Dire ce qu'on pense, malgré notre culture de la pondération politique, héritée des années Giscard-Mitterrand-Chirac. Malgré les lois « liberticides »(dixit Zemmour) Taubira ou Gayssot, qui encadrent les débats. Malgré les associations qui assurent la vigilance sur le terrain idéologico-ethnique. Zemmour et ses disciples réclament rien de moins que l'abrogation de ces lois et l'arrêt du versement des subventions aux associations antiracistes, qui appliqueraient à l'encontre des « mal-pensants »« un maccarthysme de gauche ». Il l'a dit, l'autre jour, lors d'un débat UMP ayant pour thème « Les normes vont-elles tuer les libertés des Français ? », devant un parterre de parlementaires en extase - les compagnons dans leur armure rutilante. Du velours pour Zemmour. Une réunion qui n'aurait pas fait une ligne dans la presse sans la présence du chroniqueur star, condamné à 2 000 euros d'amende avec sursis pour « provocation à la discrimination raciale ». Cette condamnation (il n'a pas fait appel) est peut-être sa plus belle médaille, qui donne à son combat un vernis sacrificiel.

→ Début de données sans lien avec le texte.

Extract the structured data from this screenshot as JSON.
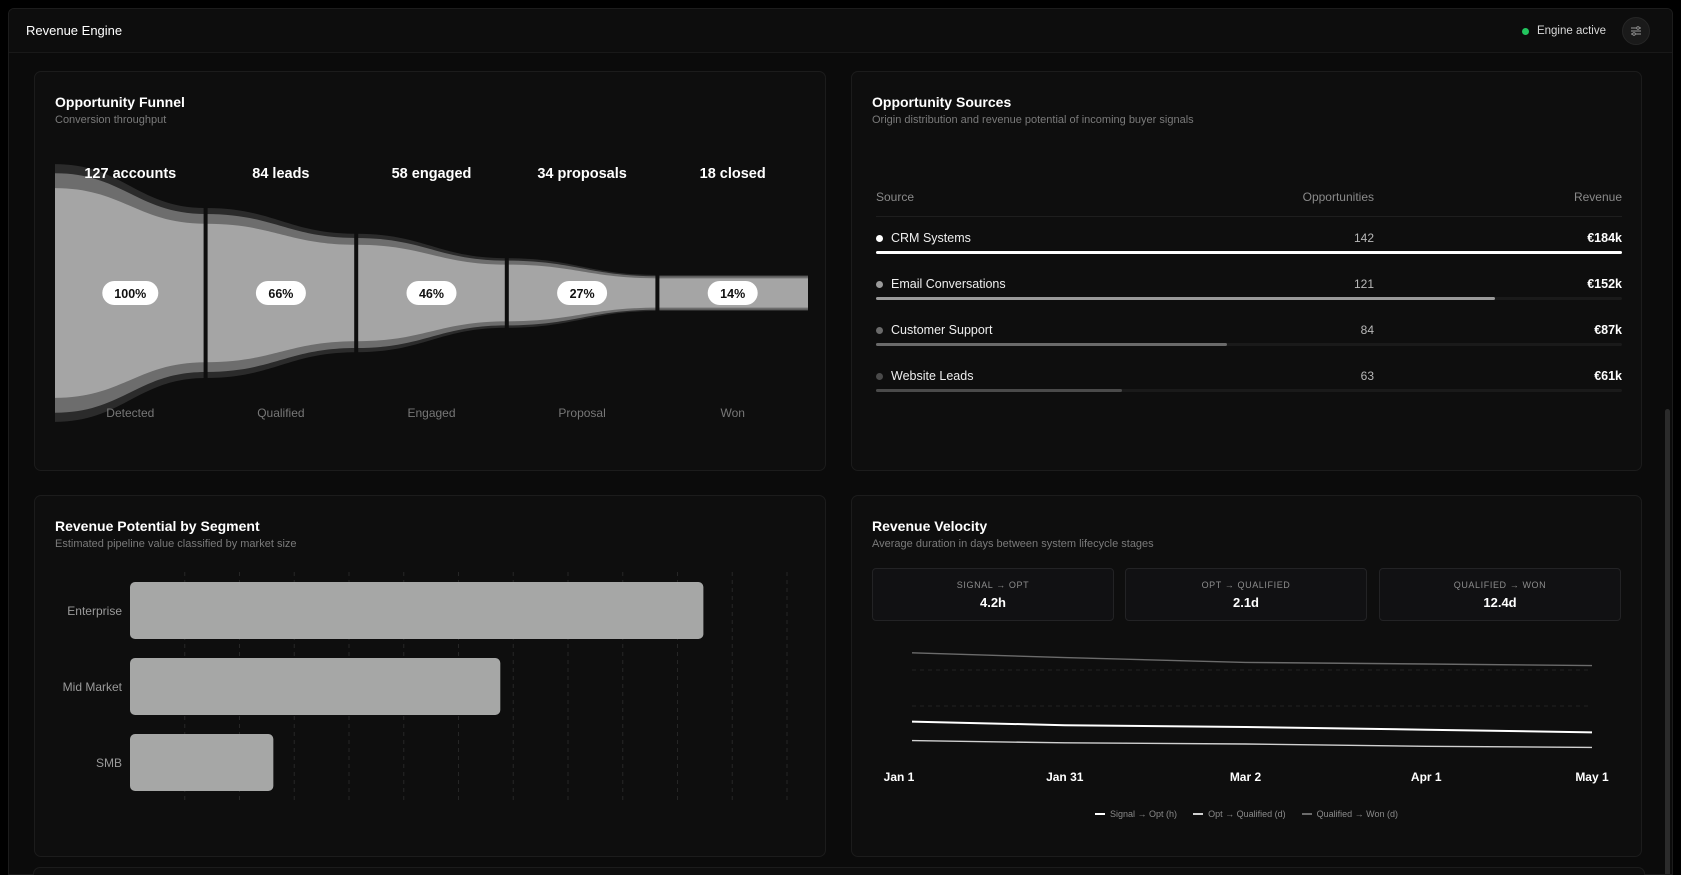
{
  "app": {
    "title": "Revenue Engine",
    "status_label": "Engine active",
    "status_color": "#22c55e",
    "menu_icon": "sliders-icon"
  },
  "funnel": {
    "title": "Opportunity Funnel",
    "subtitle": "Conversion throughput",
    "stages": [
      {
        "count_label": "127 accounts",
        "percent": "100%",
        "name": "Detected"
      },
      {
        "count_label": "84 leads",
        "percent": "66%",
        "name": "Qualified"
      },
      {
        "count_label": "58 engaged",
        "percent": "46%",
        "name": "Engaged"
      },
      {
        "count_label": "34 proposals",
        "percent": "27%",
        "name": "Proposal"
      },
      {
        "count_label": "18 closed",
        "percent": "14%",
        "name": "Won"
      }
    ]
  },
  "sources": {
    "title": "Opportunity Sources",
    "subtitle": "Origin distribution and revenue potential of incoming buyer signals",
    "headers": {
      "source": "Source",
      "opportunities": "Opportunities",
      "revenue": "Revenue"
    },
    "rows": [
      {
        "name": "CRM Systems",
        "opportunities": "142",
        "revenue": "€184k",
        "share": 1.0,
        "color": "#ffffff"
      },
      {
        "name": "Email Conversations",
        "opportunities": "121",
        "revenue": "€152k",
        "share": 0.83,
        "color": "#9a9a9a"
      },
      {
        "name": "Customer Support",
        "opportunities": "84",
        "revenue": "€87k",
        "share": 0.47,
        "color": "#6a6a6a"
      },
      {
        "name": "Website Leads",
        "opportunities": "63",
        "revenue": "€61k",
        "share": 0.33,
        "color": "#4a4a4a"
      }
    ]
  },
  "segments": {
    "title": "Revenue Potential by Segment",
    "subtitle": "Estimated pipeline value classified by market size",
    "chart_data": {
      "type": "bar",
      "orientation": "horizontal",
      "categories": [
        "Enterprise",
        "Mid Market",
        "SMB"
      ],
      "values": [
        96,
        62,
        24
      ],
      "xlim": [
        0,
        110
      ],
      "grid": true,
      "bar_color": "#a6a7a6"
    }
  },
  "velocity": {
    "title": "Revenue Velocity",
    "subtitle": "Average duration in days between system lifecycle stages",
    "stats": [
      {
        "label": "SIGNAL → OPT",
        "value": "4.2h"
      },
      {
        "label": "OPT → QUALIFIED",
        "value": "2.1d"
      },
      {
        "label": "QUALIFIED → WON",
        "value": "12.4d"
      }
    ],
    "chart_data": {
      "type": "line",
      "x": [
        "Jan 1",
        "Jan 31",
        "Mar 2",
        "Apr 1",
        "May 1"
      ],
      "series": [
        {
          "name": "Signal → Opt (h)",
          "values": [
            4.6,
            4.4,
            4.3,
            4.15,
            4.0
          ],
          "color": "#ffffff"
        },
        {
          "name": "Opt → Qualified (d)",
          "values": [
            2.4,
            2.3,
            2.25,
            2.15,
            2.1
          ],
          "color": "#d0d0d0"
        },
        {
          "name": "Qualified → Won (d)",
          "values": [
            13.2,
            12.9,
            12.6,
            12.5,
            12.4
          ],
          "color": "#6b6b6b"
        }
      ],
      "grid": true,
      "legend": "bottom"
    }
  }
}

« L'UMP, c'était une tribune originale pour exprimer un certain nombre d'idées », confie Zemmour. Si, à son tour, Marine Le Pen l'invitait à s'exprimer devant une convention du Front national, irait-il ?« Franchement, je n'en sais rien... » A l'en croire, l'UMP ne se droitise pas, elle retrouverait simplement son positionnement originel, celui qui fut le sien avant le recentrage du RPR dans les années 90. Il jure qu'il ne s'engagera pas davantage sur le terrain partisan. D'ailleurs, comme pour mieux affirmer sa liberté, cet ancien homme de gauche précise avoir déjeuné avec Jean-Pierre Chevènement le jour de sa participation à la réunion UMP. Journaliste doublé d'un footeux, amateur d'épopées napoléoniennes et de chanteurs à texte, il confie faire son métier « comme le faisaient nos ancêtres. La gloire du journalisme à la française est un mélange de commentateur, d'idéologue, d'intellectuel qui sort de sa sphère pour donner son avis sur les affaires de la cité ». Il s'étonne qu'on lui reproche ses positions : « En 2002, 80 % des journalistes ont voté Jospin. On me fait peut-être payer le fait de ne pas être de leur engeance... » Cite l'exemple de Jean-François Kahn, ex-candidat MoDem aux européennes, qui n'a pas essuyé autant de critiques que lui (« A sa différence, moi, je partage les idées du MoDem, je n'irai pas faire ça à l'UMP », rétorque JFK.) Il soutient que « depuis vingt ans les people, les artistes délivrent à la télé un discours politique, un véritable endoctrinement public », et que, de ce fait, il « propose simplement un contre-discours ». Et qu'importe si ce contre-discours est souvent monothématique ou exempt de nuances tant que la France qui souffre l'entend et l'intègre.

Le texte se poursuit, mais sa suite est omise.